Nevertheless, this speech reveals that she still hasn’t a clue as to what the immutable geopolitics of Islam are about. Indeed, she has demonstrated a belief in various falsehoods: the entire edifice of the Arab rewriting of the history, cadastral and demographic, of the sliver of territory, that of the Mandate for Palestine, intended by the League of Nations for the sole establishment of the Jewish National Home (without prejudice to the “religious and civil rights” of “other communities” but carefully leaving out the phrase “political rights”). She also seems to believe that the local Arabs have abandoned, or soon could abandon, their goal of Jihad against Israel.

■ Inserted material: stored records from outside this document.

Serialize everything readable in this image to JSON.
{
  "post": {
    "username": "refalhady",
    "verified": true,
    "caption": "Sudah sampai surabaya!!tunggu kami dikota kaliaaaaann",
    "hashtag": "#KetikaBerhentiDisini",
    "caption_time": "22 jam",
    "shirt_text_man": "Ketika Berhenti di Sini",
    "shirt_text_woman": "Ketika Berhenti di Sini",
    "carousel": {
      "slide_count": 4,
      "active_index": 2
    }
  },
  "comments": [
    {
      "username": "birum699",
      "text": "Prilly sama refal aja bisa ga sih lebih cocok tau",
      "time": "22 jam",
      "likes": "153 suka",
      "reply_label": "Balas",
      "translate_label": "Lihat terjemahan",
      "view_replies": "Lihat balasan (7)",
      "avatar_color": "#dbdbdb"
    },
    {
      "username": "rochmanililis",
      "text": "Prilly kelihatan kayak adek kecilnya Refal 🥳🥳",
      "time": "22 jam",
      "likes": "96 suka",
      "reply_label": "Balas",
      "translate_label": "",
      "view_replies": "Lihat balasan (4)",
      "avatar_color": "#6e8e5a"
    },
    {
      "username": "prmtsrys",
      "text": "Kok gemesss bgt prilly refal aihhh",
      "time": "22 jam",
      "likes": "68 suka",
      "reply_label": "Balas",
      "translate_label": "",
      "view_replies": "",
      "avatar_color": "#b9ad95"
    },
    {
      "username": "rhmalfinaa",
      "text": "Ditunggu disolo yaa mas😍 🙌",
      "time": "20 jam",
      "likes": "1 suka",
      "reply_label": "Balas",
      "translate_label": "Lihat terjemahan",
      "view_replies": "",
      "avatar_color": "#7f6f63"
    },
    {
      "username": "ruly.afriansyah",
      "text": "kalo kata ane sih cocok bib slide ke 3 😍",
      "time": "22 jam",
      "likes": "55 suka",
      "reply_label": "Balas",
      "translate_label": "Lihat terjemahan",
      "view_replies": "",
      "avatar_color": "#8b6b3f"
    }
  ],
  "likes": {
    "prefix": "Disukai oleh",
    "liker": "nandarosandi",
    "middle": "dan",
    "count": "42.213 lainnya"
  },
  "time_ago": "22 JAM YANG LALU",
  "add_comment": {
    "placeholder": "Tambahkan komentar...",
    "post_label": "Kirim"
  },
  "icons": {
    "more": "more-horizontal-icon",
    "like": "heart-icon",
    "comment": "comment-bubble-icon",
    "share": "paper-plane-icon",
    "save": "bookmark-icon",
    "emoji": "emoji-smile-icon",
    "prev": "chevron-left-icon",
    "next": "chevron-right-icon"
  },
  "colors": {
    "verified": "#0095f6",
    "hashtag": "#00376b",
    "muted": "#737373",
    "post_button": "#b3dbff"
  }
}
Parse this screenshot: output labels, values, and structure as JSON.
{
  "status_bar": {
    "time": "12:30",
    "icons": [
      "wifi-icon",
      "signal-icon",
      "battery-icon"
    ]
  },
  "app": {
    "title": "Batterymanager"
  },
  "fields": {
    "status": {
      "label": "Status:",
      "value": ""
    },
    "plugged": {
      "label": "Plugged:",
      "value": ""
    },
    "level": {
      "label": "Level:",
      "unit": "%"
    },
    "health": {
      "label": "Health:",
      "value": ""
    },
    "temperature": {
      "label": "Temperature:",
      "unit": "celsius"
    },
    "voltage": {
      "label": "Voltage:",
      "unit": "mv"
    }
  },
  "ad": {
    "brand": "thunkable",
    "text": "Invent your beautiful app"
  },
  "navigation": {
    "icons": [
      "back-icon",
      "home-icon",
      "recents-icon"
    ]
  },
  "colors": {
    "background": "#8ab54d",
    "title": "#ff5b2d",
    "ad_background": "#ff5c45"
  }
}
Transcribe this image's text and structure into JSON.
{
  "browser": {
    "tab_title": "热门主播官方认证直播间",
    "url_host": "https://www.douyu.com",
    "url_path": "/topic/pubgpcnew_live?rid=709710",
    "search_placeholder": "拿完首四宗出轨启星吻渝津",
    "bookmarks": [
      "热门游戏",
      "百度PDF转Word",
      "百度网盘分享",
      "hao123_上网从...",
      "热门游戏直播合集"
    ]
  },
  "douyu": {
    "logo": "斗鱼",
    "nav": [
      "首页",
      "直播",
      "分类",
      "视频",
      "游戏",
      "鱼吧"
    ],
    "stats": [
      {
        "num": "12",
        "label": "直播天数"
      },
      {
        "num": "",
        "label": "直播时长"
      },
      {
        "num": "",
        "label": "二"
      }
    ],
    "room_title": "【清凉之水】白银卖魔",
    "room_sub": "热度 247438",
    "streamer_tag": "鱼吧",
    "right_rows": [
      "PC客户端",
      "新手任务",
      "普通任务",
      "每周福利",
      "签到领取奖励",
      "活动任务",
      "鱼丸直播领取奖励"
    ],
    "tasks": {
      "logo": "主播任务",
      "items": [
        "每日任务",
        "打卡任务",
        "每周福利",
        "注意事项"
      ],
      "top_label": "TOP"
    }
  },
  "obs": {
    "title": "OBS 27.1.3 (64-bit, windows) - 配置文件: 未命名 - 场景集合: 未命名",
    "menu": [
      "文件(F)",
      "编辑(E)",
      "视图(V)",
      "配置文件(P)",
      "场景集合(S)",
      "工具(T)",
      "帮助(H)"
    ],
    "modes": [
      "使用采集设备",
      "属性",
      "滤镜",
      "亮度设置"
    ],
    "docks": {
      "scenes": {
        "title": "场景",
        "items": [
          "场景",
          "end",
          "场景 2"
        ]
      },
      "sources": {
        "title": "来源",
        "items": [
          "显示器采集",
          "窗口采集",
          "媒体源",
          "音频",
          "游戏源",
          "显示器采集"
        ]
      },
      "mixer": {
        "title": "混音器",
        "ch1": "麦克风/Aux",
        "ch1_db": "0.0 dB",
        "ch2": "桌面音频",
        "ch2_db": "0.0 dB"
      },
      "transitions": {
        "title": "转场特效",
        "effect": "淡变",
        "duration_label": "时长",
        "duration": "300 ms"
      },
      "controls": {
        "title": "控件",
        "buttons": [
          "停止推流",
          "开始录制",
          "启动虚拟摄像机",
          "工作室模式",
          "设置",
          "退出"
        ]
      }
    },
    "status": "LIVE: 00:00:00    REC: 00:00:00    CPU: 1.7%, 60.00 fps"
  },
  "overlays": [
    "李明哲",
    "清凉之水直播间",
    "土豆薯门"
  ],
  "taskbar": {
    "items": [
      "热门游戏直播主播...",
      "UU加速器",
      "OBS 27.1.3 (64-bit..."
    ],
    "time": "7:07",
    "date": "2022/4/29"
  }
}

They haven’t. They won’t. They can’t. Unless this is grasped, unless the difference between Fatah and Hamas is seen only as one of tactics and facade, between those who like Abbas believe, but only out of necessity, in the Slow Jihad, and Hamas that believes, out of ideological firmness, in Fast Jihad, and unless the impossibility of Muslims ever accepting an Infidel state continuing to exist (whatever its size) on land once possessed by Muslims, then there will no possibility of an intelligent American policy. That is assuming, of course, that the survival of Israel is seen as it should be, as essential to the moral, intellectual, and possibly physical survival of the West. Nothing will come of this nothing.
Grim recognition of the basis of Muslim jurisprudence in regard to all treaties with Infidel lands would not or should not dishearten. If Rice, or Zelikow, or the others who have exhibited for decades a kind of genius in reverse by avoiding coming to grips with clear Islamic texts and doctrines — does no one in the State Department have a copy of the Qur’an and Hadith? Does no one have a potted summary of the Life of Muhammad, the Perfect Man? Does no one read the Muslim jurisconsults? Does no one have a CD-Rom of the Encyclopedia of Islam? Does no one have the money — cannot the American government spring for — a copy or two of Majid Khadduri’s “Law of War and Peace in the Law of Islam”? Yes, I know the wars in Iraq and Afghanistan cost a lot, but you can find a copy on Amazon for about $20, so why not give it the old college try? And then once you have the book, skip a reception or photo opportunity or two, or just napping on the damned plane, and actually start to inform yourselves about the one subject you most need to know: the doctrines, the tenets, the attitudes of Islam. And it is not merely a matter of reading, and re-reading, but of making sense of what one reads, of thoroughly assimilating it, of applying what one reads, or making connections between what one reads — Islamic history and the present, and the likely future. It means, above all, stopping the grotesque amount of attention given to ways to appease Muslims or to pretend that they can be appeased, and to focus instead outside the Middle East, and especially on present and growing threats to the West, through the instruments of Jihad known as Da’wa and demographic conquest. What will happen to the armories of the Western countries, what will happen to NATO, in thirty years, or twenty, or even ten, if Muslim populations, if adherents of Qur’an and Sunna, continue to grow, and grow more powerful and more demanding, and if Muslims are taken into the security services, and the military, and into the inner sanctums of political power? Anything? Nothing?
That someone of Rice’s incapacity, aiding and abetting someone of Bush’s incapacity, and whisperingly advised by those of the incapacity that this hideously ill-advised speech demonstrates, dripping as it is with misconceptions, is cause for the greatest alarm. And those who continue to prate, as loyalists to Bush, that “he knows what he is doing,” should, at long last, shut up or, still better, distance themselves completely from him and his crew of incapables, beginning but not ending with Rice and her vaporings.